16 health centers provide 24/7 services
Doha: Qatar Red Crescent Society (QRCS) is supporting the health care sector in Syria and is trying to reach out to as many beneficiaries as possible, in the face of increasing demand as a result of the protracted Syrian crisis.
Several major projects are in progress, including the establishment and running of 16 primary health care centers across Syria and urgent medical intervention in the war-stricken areas.
A recently functional health facility is Babbila Medical Center in Eastern Ghouta, Rif Dimashq. Located on the southern outskirts of Damascus, the center began operation four months ago to serve the area's population and IDPs of different ages, with 24/7 ambulance services.
Working with an operational budget of $118,000, the center offers natural childbirth, neonatal/preterm care, and incubator care. Its clinics include pediatrics, internal medicine, gynecology & obstetrics, dentistry, orthopedics, general surgery, and urology. The center's pharmacy secures medicines for free for the patients.
More offerings are psychology, physiotherapy, surgical consultation, minor surgery, as well as health awareness on chronic and common disease prevention.
Over the past four months, statistics show that the center received nearly 12,000 patients, or 3,000 per month. It is staffed by eight specialist doctors, six nurses, a physiotherapist, a lab technician, a pharmacist, and two service personnel.
In the central part of the beleaguered Eastern Ghouta, QRCS is running Saqba Health Center, at a cost of $242,000. With the available resources, the center works to offer high-level public health services.
The center's scope of work expanded from gynecology & obstetrics, neonatal care, and pediatrics to integrated ambulance, dental, radiographic, general clinic, and gynecological surgery services. So far, it has served about 10,000 patients, or 2,500 per month.

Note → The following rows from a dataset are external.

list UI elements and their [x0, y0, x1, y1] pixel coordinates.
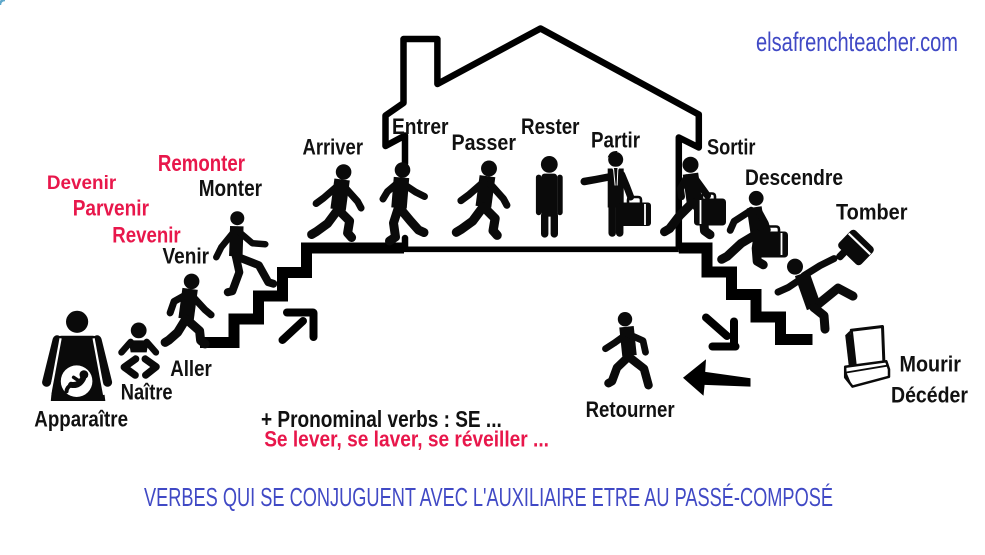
- svg-text:elsafrenchteacher.com: elsafrenchteacher.com: [756, 27, 958, 57]
- svg-text:Décéder: Décéder: [891, 383, 968, 408]
- svg-text:Arriver: Arriver: [303, 135, 364, 160]
- svg-text:Devenir: Devenir: [47, 172, 117, 194]
- svg-text:Parvenir: Parvenir: [73, 196, 150, 221]
- svg-text:Apparaître: Apparaître: [34, 407, 128, 432]
- svg-text:VERBES QUI SE CONJUGUENT AVEC: VERBES QUI SE CONJUGUENT AVEC L'AUXILIAI…: [144, 483, 833, 512]
- svg-text:Monter: Monter: [199, 175, 262, 201]
- svg-text:Rester: Rester: [521, 114, 580, 139]
- svg-text:Passer: Passer: [452, 130, 517, 155]
- svg-text:Retourner: Retourner: [586, 397, 675, 422]
- svg-text:Remonter: Remonter: [158, 150, 245, 176]
- svg-text:Se lever, se laver, se réveill: Se lever, se laver, se réveiller ...: [264, 427, 549, 452]
- svg-text:Mourir: Mourir: [900, 352, 962, 377]
- svg-text:Partir: Partir: [591, 128, 640, 153]
- svg-text:Entrer: Entrer: [392, 114, 449, 139]
- svg-text:Tomber: Tomber: [836, 200, 908, 225]
- svg-text:Aller: Aller: [170, 356, 212, 381]
- svg-text:Descendre: Descendre: [745, 165, 843, 190]
- svg-text:Sortir: Sortir: [707, 135, 756, 160]
- svg-text:Naître: Naître: [121, 380, 173, 405]
- svg-text:Venir: Venir: [163, 244, 210, 269]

As clashes has escalated recently, QRCS initiated a quick response program to help the families displaced from Al-Waer neighborhood, Homs, which has been under siege since more than two years.
Following a ceasefire deal, hundreds of families began moving to Idlib, which requires urgent humanitarian assistance, basically shelter.

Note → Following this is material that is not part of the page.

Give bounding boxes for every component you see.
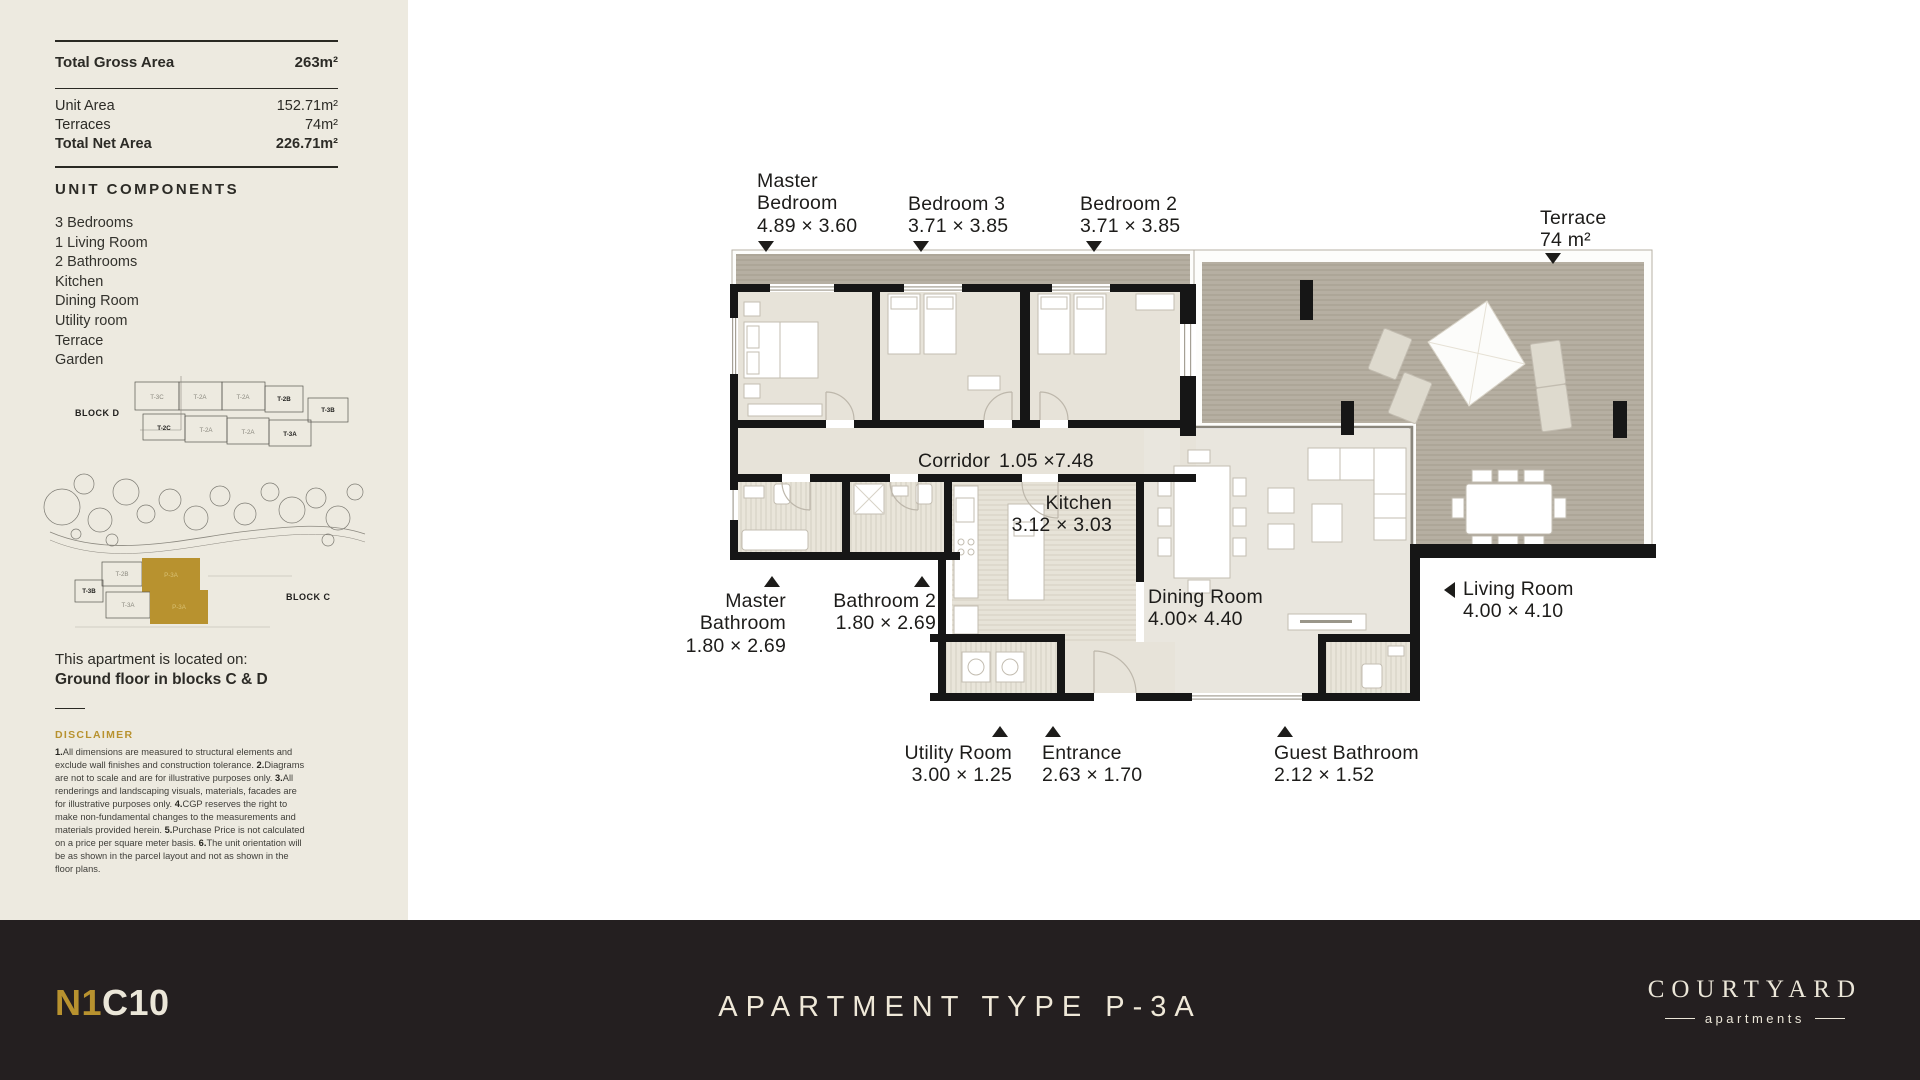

QRCS personnel was the first to reach Idlib to prepared shelter requirements and receive the first batch of 700 men, women, and children. They secured 700 mattresses and 1,400 blankets, at a cost of $22,000.
Since the eruption of the Syrian conflict, QRCS has been working to relieve Syrian refugees and IDPs in various aspects of health care, food and nonfood aid, shelter, and water & sanitation. Over four years, these interventions have exceeded QR 300 million, serving more than 1 million Syrians.